All plants offered for sale have been propagated locally. There are numerous advantages in buying locally propagated plants including:

• less stress on the plant caused by traveling long distances from a commercial grower to market

• superior quality control because each plant was tended by a single individual during its propagation period

• Assurance that all plants were grown organically

Additionally, many of the plants offered for sale are native varieties. Not all non-native plants are bad, but many are considered to be invasive. Inclusion of numerous native plants in your garden and landscape generally provide the following benefits:

• Use less water

• Require less maintenance

• Reduce the need for pesticides

• Provide wildlife habitat

• Support local ecology

The (county deleted) County Master Gardeners are a non-profit, 501c3 group of trained volunteers, operating under the aegis of the University of California. Their mission is to:

• educate the public about sustainable organic gardening practices and  principles.

• provide consultative services to the general public regarding plant, insect, and pest identification.

• provide guidance for sensible, sound pest management and weed eradication practices.

All proceeds of this plant sale - as well as the fall plant sale, support the numerous activities of the Master Gardener program.

You’ll want to make this a must attend event on your calendar.

We look forward to meeting you and discussing gardening related issues. Local Master Gardeners will be on site to assist you with plant selection as well as to answer any questions you might have.

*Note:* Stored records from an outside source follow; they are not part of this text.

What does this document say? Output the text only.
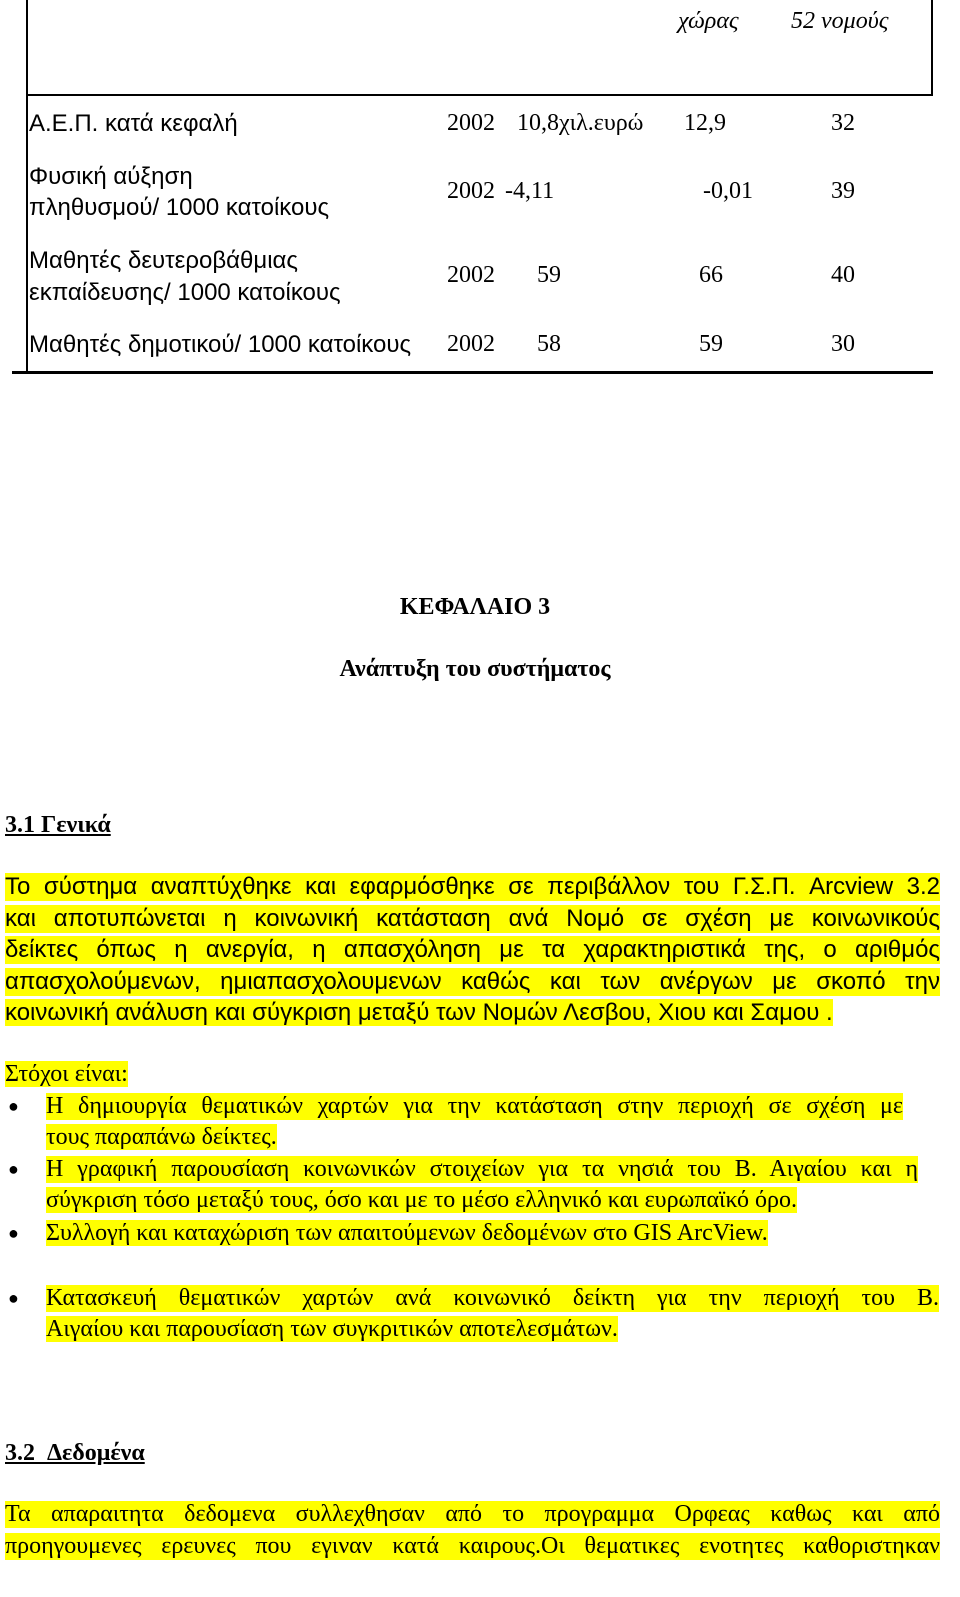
χώρας 52 νομούς
Α.Ε.Π. κατά κεφαλή	2002 10,8χιλ.ευρώ 12,9	32
Φυσική αύξηση
πληθυσμού/ 1000 κατοίκους
2002 -4,11	-0,01	39
Μαθητές δευτεροβάθμιας
εκπαίδευσης/ 1000 κατοίκους
2002 59	66	40
Μαθητές δημοτικού/ 1000 κατοίκους 2002 58	59	30
ΚΕΦΑΛΑΙΟ 3
Ανάπτυξη του συστήματος
3.1 Γενικά
Το σύστημα αναπτύχθηκε και εφαρμόσθηκε σε περιβάλλον του Γ.Σ.Π. Arcview 3.2
και αποτυπώνεται η κοινωνική κατάσταση ανά Νομό σε σχέση με κοινωνικούς
δείκτες όπως η ανεργία, η απασχόληση με τα χαρακτηριστικά της, ο αριθμός
απασχολούμενων, ημιαπασχολουμενων καθώς και των ανέργων με σκοπό την
κοινωνική ανάλυση και σύγκριση μεταξύ των Νομών Λεσβου, Χιου και Σαμου .
Στόχοι είναι:
● Η δημιουργία θεματικών χαρτών για την κατάσταση στην περιοχή σε σχέση με
τους παραπάνω δείκτες.
● Η γραφική παρουσίαση κοινωνικών στοιχείων για τα νησιά του Β. Αιγαίου και η
σύγκριση τόσο μεταξύ τους, όσο και με το μέσο ελληνικό και ευρωπαϊκό όρο.
● Συλλογή και καταχώριση των απαιτούμενων δεδομένων στο GIS ArcView.
● Κατασκευή θεματικών χαρτών ανά κοινωνικό δείκτη για την περιοχή του Β.
Αιγαίου και παρουσίαση των συγκριτικών αποτελεσμάτων.
3.2 Δεδομένα
Τα απαραιτητα δεδομενα συλλεχθησαν από το προγραμμα Ορφεας καθως και από
προηγουμενες ερευνες που εγιναν κατά καιρους.Οι θεματικες ενοτητες καθοριστηκαν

We hope to see you on Saturday May 8. We’ll set aside some
plants for you." 

Excuse me for a minute, while I get the Visine.
In the do-it-in-a-hurry world of journalism, the easier you make it for those on the receiving end, the better the chance you'll get positive results. I'm willing to give you 15-30 seconds on the radio (about the length of that first example). Newspapers will limit you to one column inch. Or less.

And you can make it easy for editors, broadcasters and website managers by structuring your public service announcement using the journalistically famous "Five W's and the H", in this order:

For example:
When? Sunday, April 29, 1-3 p.m.
What? Arboretum Nature Discovery Drop-in
Where? Wyatt Deck, Old Davis Road, UC Davis
Who and Why? Naturalists of all ages are invited to visit the UC Davis Arboretum for a special chance to explore, observe, investigate, and enjoy hands-on activities. Who knows what plant and animal treasures you'll discover when you drop by!  All ages welcome.
How? For more information, please call (530) 752-4880 or visit
Cost? Free

There. Simple. Less than one page. Easy for us, good for you. Thanks, in advance. Please pass this information on to anyone you know who is doing the publicity for a garden club or organization.

Oh, and if you are a for-profit company: buy an ad. Thanks again.


  1. Great advice, Fred! It's most appreciated. Remember to include "how much" -- even if it's free, mention that. (Free is a wonderful price point.) Thanks again!

  2. Thanks for this, Farmer Fred! I'm a newly "elected" (i.e., "leaned on to do my bit") official of a worthy non-profit, just about to launch into my first efforts in promoting garden events. I especially liked your examples - I really get it!